Kamis 25 May 2023 21:32 WIB

PPATK Ungkap Modus Pencucian Uang Lewat E-commerce dan Thrifting

PPATK gandeng asosiasi E-Commerce Indonesia (idEA) dan Kementerian Perdagangan.

Red: Lida Puspaningtyas
Suasana pasar pakaian bekas impor Cimol, Gedebage, Kota Bandung, Kamis (23/3/2023). Pasar Cimol kembali buka setelah sempat tutup. Menanggapi larangan Thrifting, pedagang pasar Cimol minta solusi terhadap mata pencarian mereka yang terancam hilang terkait kebijakan itu.
Foto: Edi Yusuf/Republika
Suasana pasar pakaian bekas impor Cimol, Gedebage, Kota Bandung, Kamis (23/3/2023). Pasar Cimol kembali buka setelah sempat tutup. Menanggapi larangan Thrifting, pedagang pasar Cimol minta solusi terhadap mata pencarian mereka yang terancam hilang terkait kebijakan itu.
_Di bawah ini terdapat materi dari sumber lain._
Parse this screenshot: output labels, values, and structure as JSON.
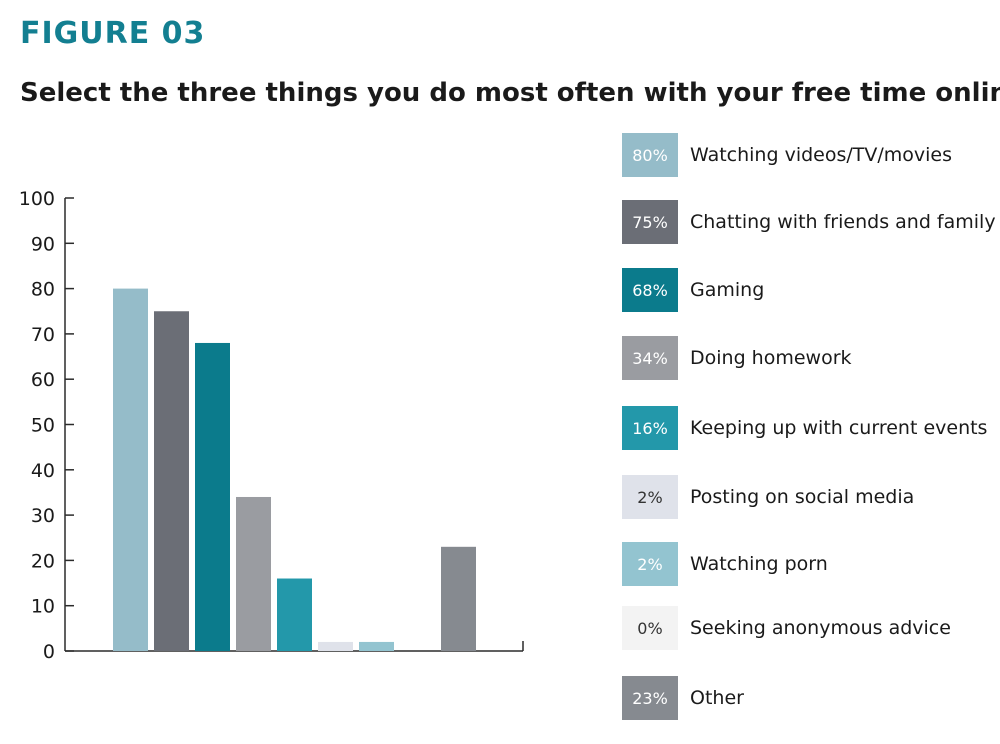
{
  "figure_label": "FIGURE 03",
  "colors": {
    "accent": "#137f91",
    "axis": "#2b2b2b",
    "tick_text": "#1a1a1a"
  },
  "chart_data": {
    "type": "bar",
    "title": "Select the three things you do most often with your free time online.",
    "ylim": [
      0,
      100
    ],
    "yticks": [
      0,
      10,
      20,
      30,
      40,
      50,
      60,
      70,
      80,
      90,
      100
    ],
    "legend_position": "right",
    "grid": false,
    "categories": [
      "Watching videos/TV/movies",
      "Chatting with friends and family",
      "Gaming",
      "Doing homework",
      "Keeping up with current events",
      "Posting on social media",
      "Watching porn",
      "Seeking anonymous advice",
      "Other"
    ],
    "values": [
      80,
      75,
      68,
      34,
      16,
      2,
      2,
      0,
      23
    ],
    "value_labels": [
      "80%",
      "75%",
      "68%",
      "34%",
      "16%",
      "2%",
      "2%",
      "0%",
      "23%"
    ],
    "bar_colors": [
      "#95bcc9",
      "#6b6e76",
      "#0b7b8c",
      "#9a9ca1",
      "#2398aa",
      "#dfe2ea",
      "#93c4d0",
      "#f3f3f3",
      "#868a90"
    ],
    "label_colors": [
      "#ffffff",
      "#ffffff",
      "#ffffff",
      "#ffffff",
      "#ffffff",
      "#333333",
      "#ffffff",
      "#333333",
      "#ffffff"
    ]
  }
}
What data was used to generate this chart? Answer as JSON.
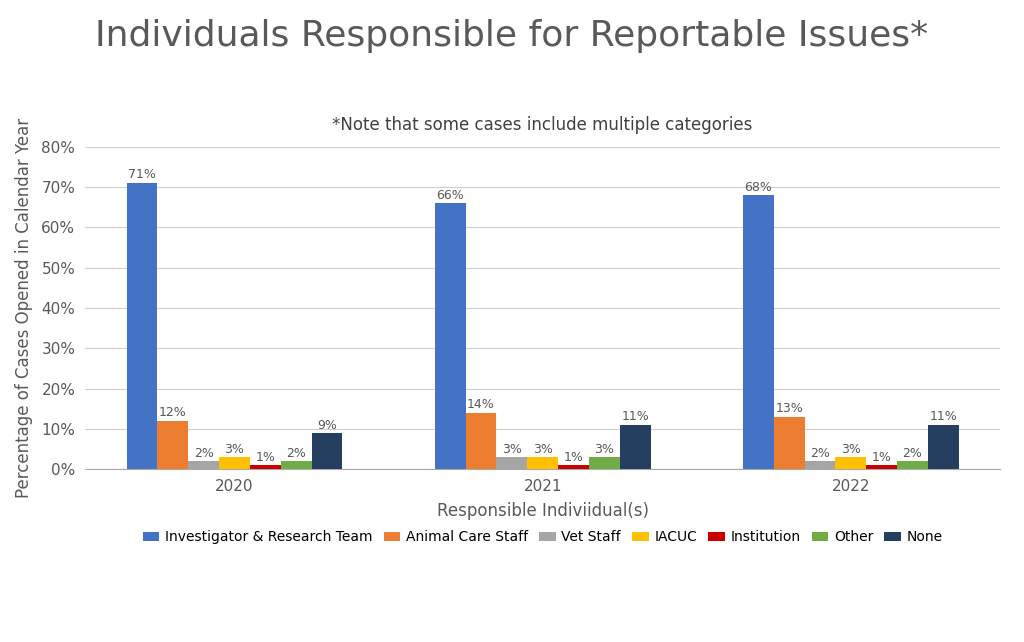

REPUBLIKA.CO.ID, JAKARTA -- Pusat Pelaporan dan Analisis Transaksi Keuangan (PPATK) mengungkapkan modus yang digunakan untuk mengaburkan aliran dana tindak pidana pencucian uang (TPPU) lewat transaksi di e-commerce dan thrifting. Plt Deputi Analisis dan Pemeriksaan PPATK Danang Tri Hartono menjelaskan salah satu contoh yang telah ditemukan adalah lewat pemesanan fiktif di platform online travel agent yang ditemukan di salah satu daerah terpencil.

"Ini tanpa melihat tindak pidananya, jadi ada satu hotel di daerah terpencil, kabupaten, di masa pandemi Covid-19 transaksinya miliaran, menerima dari platform tiket online," katanya ditemui usai FGD terkait rezim anti pencucian uang di Bogor, Jawa Barat, Kamis (25/5/2023).

Danang menyebut, jika ditelisik dari jumlah kamar dan kondisi pandemi yang sepi, pendapatan hotel seharusnya tidak besar. Terlebih, transaksi pemesanan hotel melebihi tingkat okupansi kamar. PPATK pun menelusuri pemilik hotel yang menerima dana dan kasus pidana yang melibatkannya.

"Di masa pandemi harusnya (hunian hotel) sepi nggak banyak orang, ini transaksinya besar. Kita identifikasi pemilik hotelnya ini terkait tindak pidana apa, lalu dikirimkan dalam rangka apa. Dan, terdeteksi," katanya.